The substantially drum-shaped elastic member 30 provided in the upper and lower cylinder bodies 25,
11, and attach the cylindrical body 36 to the base member 1.
0, floating support is provided to the mounting member 20. Thus, below the cylindrical body 36 constituting the partition member, there is a main fluid chamber 41 surrounded by the umbrella-shaped lower half 31 of the elastic member 30 and the bottom plate 15;
A sub-fluid chamber 42 surrounded by an inverted umbrella-shaped upper half 32 and a diaphragm 29 is defined above the diaphragm 6;
Both fluid chambers 41 and 42 are filled and sealed with liquid.

Since the orifice that communicates the upper and lower fluid chambers 41 and 42 is a spiral orifice 39 with a very long path length, the resistance when the liquid passes through the orifice 39 is large, resulting in large damping (damping force). I will do it.

Here, the experimental results show that the loss coefficient (tanδ) when the frequency is 15Hz and the mount displacement is ±0.5mm is:
A simple orifice installed in a conventional partition plate had a value of 0.3, but with the spiral orifice 39, a high value of 1.0 or more could be obtained.

Further, according to the present embodiment, when high frequency and minute amplitude vibrations are input, the diaphragm 29 absorbs pressure fluctuations in the fluid chamber 42 on the diaphragm 29 side, and vibration transmission can be effectively absorbed.
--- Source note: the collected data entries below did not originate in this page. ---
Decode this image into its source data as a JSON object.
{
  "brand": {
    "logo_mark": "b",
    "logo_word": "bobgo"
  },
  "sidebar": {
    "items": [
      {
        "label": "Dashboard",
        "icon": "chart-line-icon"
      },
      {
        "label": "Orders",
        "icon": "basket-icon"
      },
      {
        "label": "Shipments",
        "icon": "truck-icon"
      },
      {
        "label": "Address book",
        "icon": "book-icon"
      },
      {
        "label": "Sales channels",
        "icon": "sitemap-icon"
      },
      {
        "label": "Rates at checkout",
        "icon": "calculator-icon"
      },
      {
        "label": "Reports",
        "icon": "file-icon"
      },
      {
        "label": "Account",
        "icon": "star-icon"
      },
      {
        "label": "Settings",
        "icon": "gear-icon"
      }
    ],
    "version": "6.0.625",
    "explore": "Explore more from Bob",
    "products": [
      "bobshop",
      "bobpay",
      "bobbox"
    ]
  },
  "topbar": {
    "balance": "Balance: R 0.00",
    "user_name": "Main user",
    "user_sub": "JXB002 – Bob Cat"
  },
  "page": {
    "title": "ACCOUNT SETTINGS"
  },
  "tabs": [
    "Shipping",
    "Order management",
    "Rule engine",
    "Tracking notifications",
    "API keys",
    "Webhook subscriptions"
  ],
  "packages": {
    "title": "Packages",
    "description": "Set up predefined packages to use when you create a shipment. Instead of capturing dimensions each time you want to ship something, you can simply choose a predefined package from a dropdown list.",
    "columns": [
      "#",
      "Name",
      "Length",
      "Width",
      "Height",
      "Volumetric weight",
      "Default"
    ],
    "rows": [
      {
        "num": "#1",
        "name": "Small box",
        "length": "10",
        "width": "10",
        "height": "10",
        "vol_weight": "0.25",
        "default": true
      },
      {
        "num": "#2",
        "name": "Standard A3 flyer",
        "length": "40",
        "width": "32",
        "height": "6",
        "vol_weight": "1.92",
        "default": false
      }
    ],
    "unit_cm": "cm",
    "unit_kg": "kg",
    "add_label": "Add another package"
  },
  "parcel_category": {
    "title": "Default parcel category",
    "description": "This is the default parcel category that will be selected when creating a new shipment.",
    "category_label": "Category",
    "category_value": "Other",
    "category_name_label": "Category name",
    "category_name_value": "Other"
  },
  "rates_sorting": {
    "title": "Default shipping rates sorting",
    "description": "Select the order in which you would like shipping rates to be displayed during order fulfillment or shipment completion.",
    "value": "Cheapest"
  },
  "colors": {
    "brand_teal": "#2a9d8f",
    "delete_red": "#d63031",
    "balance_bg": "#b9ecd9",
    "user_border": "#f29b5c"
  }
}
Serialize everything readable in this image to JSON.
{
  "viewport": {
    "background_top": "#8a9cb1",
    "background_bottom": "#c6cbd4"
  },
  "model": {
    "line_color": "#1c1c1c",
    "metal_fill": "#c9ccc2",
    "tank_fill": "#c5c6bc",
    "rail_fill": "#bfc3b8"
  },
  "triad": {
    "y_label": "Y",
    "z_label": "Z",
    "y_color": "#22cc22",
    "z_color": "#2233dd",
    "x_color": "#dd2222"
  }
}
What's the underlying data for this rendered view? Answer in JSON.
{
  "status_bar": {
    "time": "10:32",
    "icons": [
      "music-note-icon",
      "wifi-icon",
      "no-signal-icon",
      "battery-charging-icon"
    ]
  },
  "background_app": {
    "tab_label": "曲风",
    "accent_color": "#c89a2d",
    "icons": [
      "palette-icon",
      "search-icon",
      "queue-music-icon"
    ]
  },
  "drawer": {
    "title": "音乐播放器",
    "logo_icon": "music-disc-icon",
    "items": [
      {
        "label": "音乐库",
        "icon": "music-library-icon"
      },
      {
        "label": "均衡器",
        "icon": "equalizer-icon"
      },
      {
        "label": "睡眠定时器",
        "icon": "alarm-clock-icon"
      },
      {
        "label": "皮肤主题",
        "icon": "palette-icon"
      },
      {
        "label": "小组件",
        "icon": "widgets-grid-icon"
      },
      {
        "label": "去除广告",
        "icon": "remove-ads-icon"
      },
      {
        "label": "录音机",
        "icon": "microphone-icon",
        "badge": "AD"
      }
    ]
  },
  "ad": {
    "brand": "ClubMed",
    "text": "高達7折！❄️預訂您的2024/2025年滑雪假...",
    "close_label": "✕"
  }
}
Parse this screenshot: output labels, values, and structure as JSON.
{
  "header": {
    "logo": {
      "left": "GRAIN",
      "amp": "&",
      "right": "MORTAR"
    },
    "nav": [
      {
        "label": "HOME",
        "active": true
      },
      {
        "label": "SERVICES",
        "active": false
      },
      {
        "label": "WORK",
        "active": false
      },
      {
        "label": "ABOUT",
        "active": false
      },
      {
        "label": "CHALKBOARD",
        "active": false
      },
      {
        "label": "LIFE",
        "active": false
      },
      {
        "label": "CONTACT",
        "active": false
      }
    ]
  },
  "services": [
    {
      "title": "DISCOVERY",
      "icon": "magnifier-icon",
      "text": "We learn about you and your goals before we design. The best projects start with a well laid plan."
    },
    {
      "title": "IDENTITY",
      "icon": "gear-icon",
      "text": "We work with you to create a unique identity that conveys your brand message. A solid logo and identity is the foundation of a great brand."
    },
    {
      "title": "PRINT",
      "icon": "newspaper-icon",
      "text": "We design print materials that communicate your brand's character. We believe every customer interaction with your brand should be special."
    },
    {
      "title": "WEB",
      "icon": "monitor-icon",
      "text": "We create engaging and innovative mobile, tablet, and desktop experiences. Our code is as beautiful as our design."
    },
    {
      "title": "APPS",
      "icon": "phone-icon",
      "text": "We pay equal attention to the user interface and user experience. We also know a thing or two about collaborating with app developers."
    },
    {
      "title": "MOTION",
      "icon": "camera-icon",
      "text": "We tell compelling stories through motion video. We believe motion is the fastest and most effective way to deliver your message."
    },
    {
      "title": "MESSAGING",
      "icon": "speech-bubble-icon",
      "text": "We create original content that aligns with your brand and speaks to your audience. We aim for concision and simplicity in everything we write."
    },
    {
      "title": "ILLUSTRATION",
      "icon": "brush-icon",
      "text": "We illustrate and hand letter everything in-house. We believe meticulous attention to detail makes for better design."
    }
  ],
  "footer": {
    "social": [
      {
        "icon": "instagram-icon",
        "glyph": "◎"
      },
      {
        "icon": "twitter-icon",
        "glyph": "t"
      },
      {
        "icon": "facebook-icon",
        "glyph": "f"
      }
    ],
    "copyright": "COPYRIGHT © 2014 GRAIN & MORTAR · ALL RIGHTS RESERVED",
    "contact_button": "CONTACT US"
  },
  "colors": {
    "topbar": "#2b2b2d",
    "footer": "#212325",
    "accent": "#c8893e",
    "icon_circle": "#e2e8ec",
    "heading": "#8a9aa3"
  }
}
Furthermore, if the diaphragm 29 is placed on the upper mounting member 20 side as in the embodiment, even if air is generated in the mount, air exists in the upper auxiliary fluid chamber 42, so the mount displacement will not be affected by the air. The liquid acts on the lower main fluid chamber 41 without being absorbed, and the liquid passes through the orifice 39 to generate the desired damping.

Of course, the diaphragm may also be provided on the base member side.

(Effects of the invention) As described above, according to the fluid-filled mount of the present invention, the partition member is composed of a cylindrical body with a spiral groove formed on the outer periphery, and a spiral groove is formed between the inner periphery of the elastic member and the cylindrical body. Since the shaped orifice is formed, the damping performance in the required low frequency range can be increased, and the orifice length and diameter can also be tuned.

[Brief explanation of the drawing]

The drawing is a central longitudinal cross-sectional view of the fluid-containing mount. In the drawing, 10 is a base member, 12 is a mounting flange, 15 is a bottom plate, 20 is a mounting member, 23 is a mounting bolt, 29 is a diaphragm, 30 is an elastic member,
35 is a sleeve, 36 is a partition member, 37 is a spiral groove, 39 is an orifice, and 41, 42 are fluid chambers.

Claims (1)

[Scope of utility model registration request] A base member connected to a fixed member and a mounting member connected to a vibration source are combined with an elastic member to form a fluid chamber therein, and the fluid chamber is divided into upper and lower parts. In a fluid-filled mount comprising a partition member in which a communicating orifice is formed, a diaphragm that makes the volume of one of the two fluid chambers variable is provided on the base member side or the mounting member side, and the partition A member is provided at an intermediate portion of the elastic member to floatingly support the partition member with respect to the base member and the mounting member, and at least the elastic member of the fluid chamber on the side where the diaphragm is provided can be elastically deformed in response to an axial force. The partition member is formed into an umbrella shape, and the partition member is formed of a cylindrical body with a spiral groove formed on the outer periphery, and a spiral orifice is formed by the groove between the cylindrical body and the inner periphery of the elastic member. Features a fluid-filled mount.